Becoming an excellent (effective and safe) provider of non-surgical cosmetic treatments requires education beyond medical school, nursing school, masters degrees, etc. Formal medical education simply does not focus on this niche. And unfortunately, many providers take what knowledge they have from school and fellowships/residency, and combine it with what the manufacturer provides as training, along with the purchase of the machine.
However, the sales reps and trainers know the machine, but not necessarily every detail of how to safely treat every patient that’s going to walk in your door. And that’s where the issues arise – when providers rely on that knowledge as their foundation of safe and effective treatment.
Our doctors not only have over 60 years of combined experience in this field, which they regularly share with one another, but they also spend a significant about of time and money, reading the peer-reviewed studies, attending the best conferences, and educating themselves, to ensure they are safe and effective physicians for patients of all kinds.
Most mid-levels (ARNP or PA) and physicians can access the resources our doctors do to educate themselves, but few choose to make that investment.

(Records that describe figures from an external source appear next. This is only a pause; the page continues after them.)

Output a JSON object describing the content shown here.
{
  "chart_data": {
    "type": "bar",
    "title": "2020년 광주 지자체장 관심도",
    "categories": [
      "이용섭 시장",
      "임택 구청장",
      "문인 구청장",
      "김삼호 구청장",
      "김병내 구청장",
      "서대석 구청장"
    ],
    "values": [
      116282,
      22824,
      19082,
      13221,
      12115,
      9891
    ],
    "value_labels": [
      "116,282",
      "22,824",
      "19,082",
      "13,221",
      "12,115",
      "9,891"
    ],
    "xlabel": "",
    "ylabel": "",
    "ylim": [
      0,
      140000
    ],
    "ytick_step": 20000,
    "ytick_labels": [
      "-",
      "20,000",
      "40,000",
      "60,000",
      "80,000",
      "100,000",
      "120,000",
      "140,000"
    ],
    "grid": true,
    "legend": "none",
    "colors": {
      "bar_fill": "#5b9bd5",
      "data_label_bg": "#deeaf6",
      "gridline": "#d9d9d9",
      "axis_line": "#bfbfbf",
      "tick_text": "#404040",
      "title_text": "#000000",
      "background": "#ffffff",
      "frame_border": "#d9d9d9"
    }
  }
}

How do you qualify a provider’s safety, as a potential patient?
Before & Afters that are branded to that company are always a good indication of the type of work that practice is doing a lot of. It’s important that they aren’t the photos the manufacturer provides, that were actually performed during the clinical trials or are provided as marketing support. Having videos with those patients are a great way to fact check the validity of the work they’re showing.
Whether in their social media content, videos, blogs, or in the consult – you want the doctor or provider to be mentioning there is some more risk for skin of color, and asking about your history of scarring, tanning, and/or sunburning. These are all indications they are thinking about safe and effective treatment, and how skin type affects this.
You can take this a step forward and directly ask “How does my skin type impact risks for me with microneedling? What happens if things go wrong?” They should be comfortable answering these questions. The best doctors are treating complications from other clinics – so you can ask them to share some stories, or photos of revision work they’ve done, too.